Rubrica21

I Camaleonti in trasferta

La squadra di calcio composta da giovani adulti con diversi tipi di disabilità, è in trasferta in Liechtenstein.
La squadra di calcio composta da giovani adulti con diversi tipi di disabilità, è in trasferta in Liechtenstein (©Camaleonti).
26.06.2021 18:30

I Camaleonti sono una squadra di calcio composta da giovani adulti con diversi tipi di disabilità (sensoriali, fisiche o cognitive). Nata nel 2019 per rappresentare il Lugano all’International Helvetia Cup, la sua storia non si è conclusa con il torneo. Boris Angelucci, direttore dell’associazione «I Camaleonti» e responsabile della squadra, e David Induni, coach, ci raccontano la loro trasferta estiva in Liechtenstein.

L’associazione «I Camaleonti» è nata per dare seguito a un progetto che, in origine, avrebbe dovuto durare solo i 4 giorni del torneo 2019. Perché avete deciso di proseguire?
Boris: Il torneo ci ha regalato grandi emozioni, i nostri giocatori e le nostre giocatrici, che prima del torneo non si conoscevano, sono diventati in pochi giorni un gruppo affiatato.
Le lacrime che abbiamo versato tutti alla fine del torneo mi hanno fatto capire che per i giocatori questa esperienza rappresentava più di una semplice quattro giorni di divertimento. Vedendo come all’interno del gruppo regnasse il rispetto, l’aiuto reciproco e la ricerca di autonomia, abbiamo deciso di dare continuità e maggiore profondità al progetto.

Quest’anno i Camaleonti sono stati invitati a prendere parte al «Summer Adventure Camp» in Liechtenstein.
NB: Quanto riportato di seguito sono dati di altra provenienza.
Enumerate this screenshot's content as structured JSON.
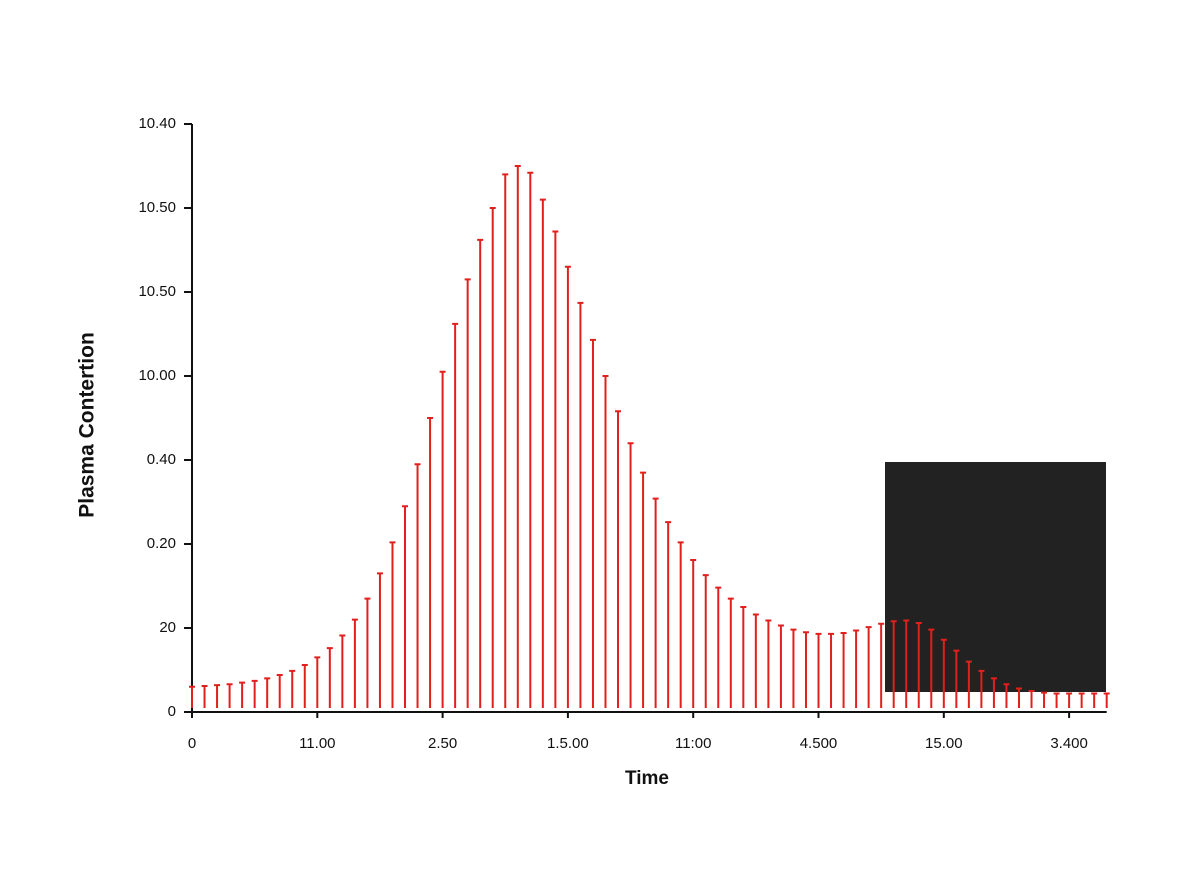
{
  "chart_data": {
    "type": "stem",
    "ylabel": "Plasma Contertion",
    "xlabel": "Time",
    "color": "#e0201c",
    "x": [
      0,
      0.1,
      0.2,
      0.3,
      0.4,
      0.5,
      0.6,
      0.7,
      0.8,
      0.9,
      1.0,
      1.1,
      1.2,
      1.3,
      1.4,
      1.5,
      1.6,
      1.7,
      1.8,
      1.9,
      2.0,
      2.1,
      2.2,
      2.3,
      2.4,
      2.5,
      2.6,
      2.7,
      2.8,
      2.9,
      3.0,
      3.1,
      3.2,
      3.3,
      3.4,
      3.5,
      3.6,
      3.7,
      3.8,
      3.9,
      4.0,
      4.1,
      4.2,
      4.3,
      4.4,
      4.5,
      4.6,
      4.7,
      4.8,
      4.9,
      5.0,
      5.1,
      5.2,
      5.3,
      5.4,
      5.5,
      5.6,
      5.7,
      5.8,
      5.9,
      6.0,
      6.1,
      6.2,
      6.3,
      6.4,
      6.5,
      6.6,
      6.7,
      6.8,
      6.9,
      7.0,
      7.1,
      7.2,
      7.3
    ],
    "values": [
      0.3,
      0.31,
      0.32,
      0.33,
      0.35,
      0.37,
      0.4,
      0.44,
      0.49,
      0.56,
      0.65,
      0.76,
      0.91,
      1.1,
      1.35,
      1.65,
      2.02,
      2.45,
      2.95,
      3.5,
      4.05,
      4.62,
      5.15,
      5.62,
      6.0,
      6.4,
      6.5,
      6.42,
      6.1,
      5.72,
      5.3,
      4.87,
      4.43,
      4.0,
      3.58,
      3.2,
      2.85,
      2.54,
      2.26,
      2.02,
      1.81,
      1.63,
      1.48,
      1.35,
      1.25,
      1.16,
      1.09,
      1.03,
      0.98,
      0.95,
      0.93,
      0.93,
      0.94,
      0.97,
      1.01,
      1.05,
      1.08,
      1.09,
      1.06,
      0.98,
      0.86,
      0.73,
      0.6,
      0.49,
      0.4,
      0.33,
      0.28,
      0.25,
      0.23,
      0.22,
      0.22,
      0.22,
      0.22,
      0.22
    ],
    "xlim": [
      0,
      7.3
    ],
    "xticks": [
      0,
      {
        "value": 1,
        "label": "11.00"
      },
      {
        "value": 2,
        "label": "2.50"
      },
      {
        "value": 3,
        "label": "1.5.00"
      },
      {
        "value": 4,
        "label": "11:00"
      },
      {
        "value": 5,
        "label": "4.500"
      },
      {
        "value": 6,
        "label": "15.00"
      },
      {
        "value": 7,
        "label": "3.400"
      }
    ],
    "ylim": [
      0,
      7
    ],
    "yticks": [
      0,
      {
        "value": 1,
        "label": "20"
      },
      {
        "value": 2,
        "label": "0.20"
      },
      {
        "value": 3,
        "label": "0.40"
      },
      {
        "value": 4,
        "label": "10.00"
      },
      {
        "value": 5,
        "label": "10.50"
      },
      {
        "value": 6,
        "label": "10.50"
      },
      {
        "value": 7,
        "label": "10.40"
      }
    ]
  }
}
Chi incontrerete? Qual è l’obiettivo di questa esperienza?
David: Il Summer Adventure Camp è un’esperienza residenziale di una settimana che ha l’obiettivo di far incontrare differenti squadre di calcio, composte da persone con e senza disabilità, per allenarsi insieme, conoscere persone di diversa provenienza e vivere esperienze nuove.
Boris: Poter partecipare a trasferte di questo tipo ci permette di incontrare squadre nazionali e internazionali garantendo una crescita personale e sportiva ai partecipanti, perseguendo al contempo gli obiettivi della nostra associazione: l’inclusione e la sensibilizzazione. Allenamenti e momenti di gioco vengono presentati anche nel corso di lezioni mirate a studenti della scuola media e si svolgono parallelamente formazioni e incontri con gli allenatori, per favorire lo scambio di buone pratiche sia negli aspetti calcistici che in quelli legati all’inclusione. Durante il Camp si è inoltre svolto un allenamento completamente inclusivo con l’FC Vaduz, prima squadra del campionato svizzero.
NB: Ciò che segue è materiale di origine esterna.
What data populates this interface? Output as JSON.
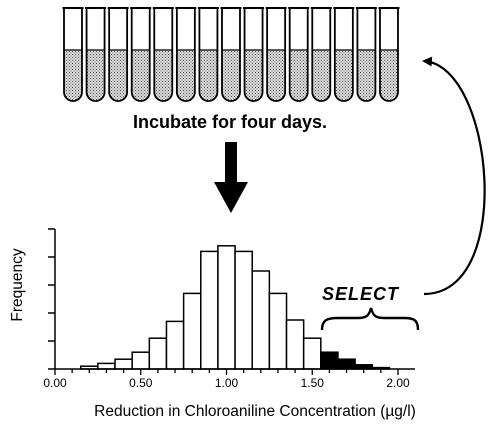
{
  "instruction": "Incubate for four days.",
  "select_label": "SELECT",
  "tube_count": 15,
  "chart_data": {
    "type": "bar",
    "xlabel": "Reduction in Chloroaniline Concentration (µg/l)",
    "ylabel": "Frequency",
    "xlim": [
      0.0,
      2.0
    ],
    "ylim": [
      0,
      5
    ],
    "x_ticks": [
      "0.00",
      "0.50",
      "1.00",
      "1.50",
      "2.00"
    ],
    "bin_width": 0.1,
    "bins": [
      {
        "x": 0.2,
        "value": 0.1
      },
      {
        "x": 0.3,
        "value": 0.2
      },
      {
        "x": 0.4,
        "value": 0.35
      },
      {
        "x": 0.5,
        "value": 0.6
      },
      {
        "x": 0.6,
        "value": 1.1
      },
      {
        "x": 0.7,
        "value": 1.7
      },
      {
        "x": 0.8,
        "value": 2.7
      },
      {
        "x": 0.9,
        "value": 4.2
      },
      {
        "x": 1.0,
        "value": 4.4
      },
      {
        "x": 1.1,
        "value": 4.2
      },
      {
        "x": 1.2,
        "value": 3.5
      },
      {
        "x": 1.3,
        "value": 2.7
      },
      {
        "x": 1.4,
        "value": 1.75
      },
      {
        "x": 1.5,
        "value": 1.1
      },
      {
        "x": 1.6,
        "value": 0.6,
        "selected": true
      },
      {
        "x": 1.7,
        "value": 0.35,
        "selected": true
      },
      {
        "x": 1.8,
        "value": 0.15,
        "selected": true
      },
      {
        "x": 1.9,
        "value": 0.05,
        "selected": true
      }
    ],
    "colors": {
      "bar": "#ffffff",
      "selected_bar": "#000000",
      "outline": "#000000"
    }
  },
  "colors": {
    "ink": "#000000",
    "liquid": "#c8c8c8"
  }
}
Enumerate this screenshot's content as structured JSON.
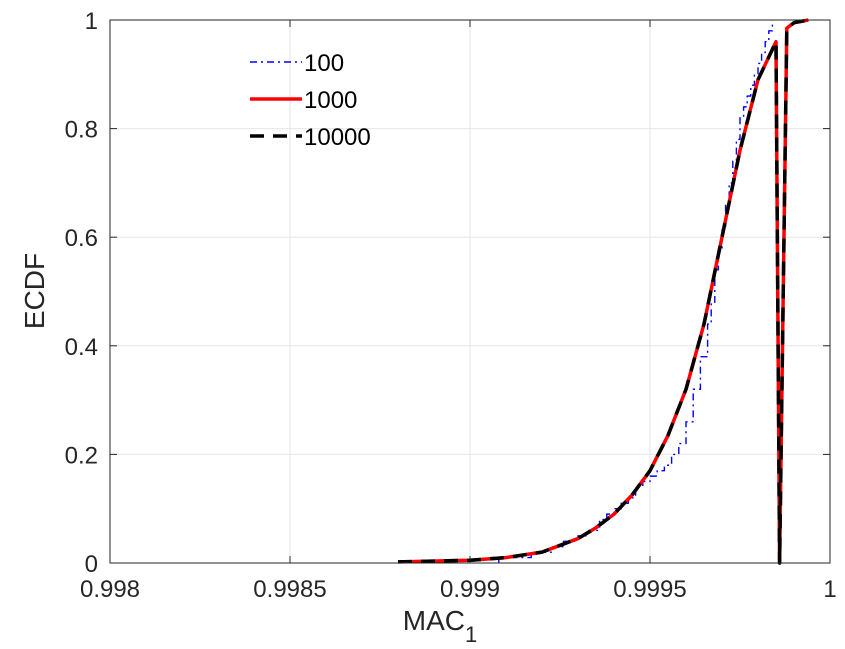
{
  "chart_data": {
    "type": "line",
    "title": "",
    "xlabel": "MAC",
    "xlabel_subscript": "1",
    "ylabel": "ECDF",
    "xlim": [
      0.998,
      1
    ],
    "ylim": [
      0,
      1
    ],
    "xticks": [
      0.998,
      0.9985,
      0.999,
      0.9995,
      1
    ],
    "xtick_labels": [
      "0.998",
      "0.9985",
      "0.999",
      "0.9995",
      "1"
    ],
    "yticks": [
      0,
      0.2,
      0.4,
      0.6,
      0.8,
      1
    ],
    "ytick_labels": [
      "0",
      "0.2",
      "0.4",
      "0.6",
      "0.8",
      "1"
    ],
    "grid": true,
    "legend_position": "top-left",
    "series": [
      {
        "name": "100",
        "color": "#0000ff",
        "style": "dash-dot",
        "step": true,
        "x": [
          0.99908,
          0.99912,
          0.99917,
          0.9992,
          0.99923,
          0.99926,
          0.9993,
          0.99933,
          0.99936,
          0.99938,
          0.9994,
          0.99942,
          0.99944,
          0.99946,
          0.99948,
          0.9995,
          0.99952,
          0.99954,
          0.99956,
          0.99958,
          0.9996,
          0.99962,
          0.99964,
          0.99966,
          0.99967,
          0.99968,
          0.99969,
          0.9997,
          0.99971,
          0.99972,
          0.99973,
          0.99974,
          0.99975,
          0.99976,
          0.99977,
          0.99978,
          0.99979,
          0.9998,
          0.99981,
          0.99982,
          0.99983,
          0.99984
        ],
        "y": [
          0.01,
          0.01,
          0.02,
          0.02,
          0.03,
          0.04,
          0.05,
          0.06,
          0.08,
          0.09,
          0.1,
          0.11,
          0.12,
          0.14,
          0.15,
          0.16,
          0.17,
          0.18,
          0.2,
          0.22,
          0.26,
          0.32,
          0.38,
          0.44,
          0.48,
          0.54,
          0.58,
          0.62,
          0.66,
          0.7,
          0.74,
          0.78,
          0.82,
          0.84,
          0.86,
          0.88,
          0.9,
          0.92,
          0.94,
          0.96,
          0.98,
          1.0
        ]
      },
      {
        "name": "1000",
        "color": "#ff0000",
        "style": "solid",
        "step": false,
        "x": [
          0.99986,
          0.9988,
          0.999,
          0.9991,
          0.9992,
          0.9993,
          0.99935,
          0.9994,
          0.99945,
          0.9995,
          0.99955,
          0.9996,
          0.99965,
          0.9997,
          0.99975,
          0.9998,
          0.99985,
          0.99988,
          0.9999,
          0.99994
        ],
        "y": [
          0.0,
          0.002,
          0.005,
          0.01,
          0.02,
          0.045,
          0.065,
          0.09,
          0.125,
          0.17,
          0.235,
          0.32,
          0.44,
          0.6,
          0.76,
          0.89,
          0.96,
          0.985,
          0.995,
          1.0
        ]
      },
      {
        "name": "10000",
        "color": "#000000",
        "style": "dashed",
        "step": false,
        "x": [
          0.99986,
          0.9988,
          0.999,
          0.9991,
          0.9992,
          0.9993,
          0.99935,
          0.9994,
          0.99945,
          0.9995,
          0.99955,
          0.9996,
          0.99965,
          0.9997,
          0.99975,
          0.9998,
          0.99985,
          0.99988,
          0.9999,
          0.99994
        ],
        "y": [
          0.0,
          0.002,
          0.005,
          0.01,
          0.02,
          0.045,
          0.065,
          0.09,
          0.125,
          0.17,
          0.235,
          0.32,
          0.44,
          0.6,
          0.76,
          0.89,
          0.96,
          0.985,
          0.995,
          1.0
        ]
      }
    ]
  }
}
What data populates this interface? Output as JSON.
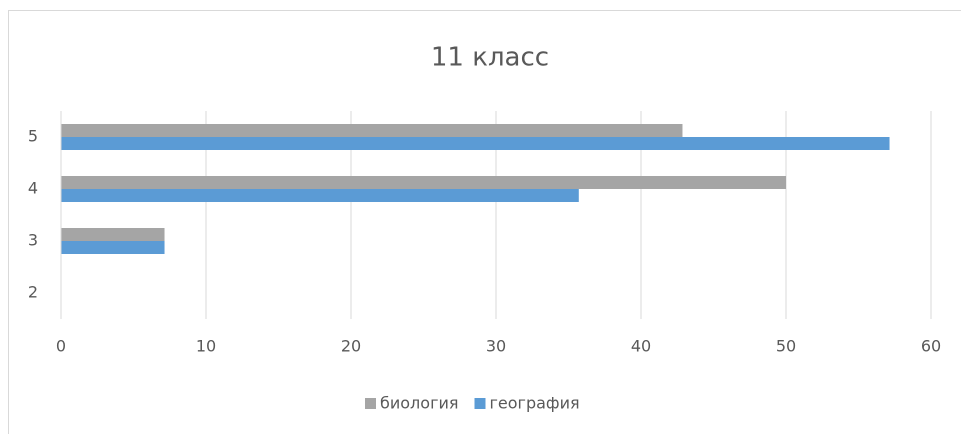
{
  "chart_data": {
    "type": "bar",
    "orientation": "horizontal",
    "title": "11 класс",
    "categories": [
      "2",
      "3",
      "4",
      "5"
    ],
    "series": [
      {
        "name": "биология",
        "color": "#a5a5a5",
        "values": [
          0,
          7.14,
          50,
          42.86
        ]
      },
      {
        "name": "география",
        "color": "#5b9bd5",
        "values": [
          0,
          7.14,
          35.71,
          57.14
        ]
      }
    ],
    "xlim": [
      0,
      60
    ],
    "xticks": [
      0,
      10,
      20,
      30,
      40,
      50,
      60
    ],
    "grid": true,
    "legend": "bottom"
  }
}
Al di fuori di queste esperienze, come è rappresentata l’inclusione nei vostri progetti? Riuscite a declinarne i valori pur allenando una squadra dedicata alle persone con disabilità?
David: L’inclusione è rappresentata sia dalla nostra visione che dai nostri stessi giocatori, che si sostengono l’un l’altro in maniera naturale e con grande rispetto. Lo vediamo quando chi ha una disabilità cognitiva aiuta negli spogliatoi chi ha una difficoltà fisica o quando un giocatore spiega ad un suo compagno come eseguire un esercizio durante l’allenamento. È un valore che cerchiamo di trasmettere nel nostro modo di interagire con la squadra così come nelle attività miste e di sensibilizzazione che proponiamo nel corso dell’anno.
Boris: È importante poter dare l’opportunità di un contesto calcistico che accolga chiunque: purtroppo sono rare le squadre tipiche che includono giovani e adulti con disabilità ma quando ci sono, siamo a disposizione per sostenerle come facciamo per i più piccoli. In ogni caso per noi la squadra dei Camaleonti è a tutti gli effetti una squadra di calcio e i suoi componenti sono semplicemente dei giocatori uniti da una passione comune.
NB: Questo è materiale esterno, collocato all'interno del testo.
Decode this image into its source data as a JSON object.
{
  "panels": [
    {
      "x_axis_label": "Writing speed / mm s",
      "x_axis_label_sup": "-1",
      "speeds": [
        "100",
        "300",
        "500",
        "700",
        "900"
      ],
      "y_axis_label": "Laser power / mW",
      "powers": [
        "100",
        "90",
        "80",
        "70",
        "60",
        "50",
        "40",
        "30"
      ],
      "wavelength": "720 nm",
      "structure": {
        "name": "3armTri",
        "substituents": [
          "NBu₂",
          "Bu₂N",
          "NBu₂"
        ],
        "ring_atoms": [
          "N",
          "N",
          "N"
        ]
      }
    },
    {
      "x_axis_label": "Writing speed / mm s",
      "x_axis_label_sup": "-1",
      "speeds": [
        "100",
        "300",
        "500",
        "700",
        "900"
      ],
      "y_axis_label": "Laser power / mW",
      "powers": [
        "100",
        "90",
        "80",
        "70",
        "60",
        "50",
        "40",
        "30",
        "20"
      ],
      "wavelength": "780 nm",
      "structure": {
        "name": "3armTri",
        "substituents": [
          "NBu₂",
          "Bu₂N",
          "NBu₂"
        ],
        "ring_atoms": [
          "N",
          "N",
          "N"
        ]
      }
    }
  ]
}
Che cosa significa fare un ritiro di calcio con persone con disabilità?
Boris: I ritiri calcisitici sono sempre esperienze appaganti e impegnative in cui la squadra scopre una nuova vicinanza e si rivedono equilibri e abitudini. In questo non c’è nessuna differenza tra i camp a cui partecipano persone con o senza disabilità. Sicuramente nel nostro caso è un’occasione per ricordarci quanto si impegnino i genitori e gli educatori tutto l’anno, tra questioni mediche, aspetti organizzativi e tanto altro. Un camp è anche l’occasione per ricordarci che le esperienze nuove, che portano i ragazzi fuori dalle loro abitudini, sono una grande opportunità di crescita, per noi e per loro. Ne usciamo tutti arricchiti, emozionati e... un po’ stanchi!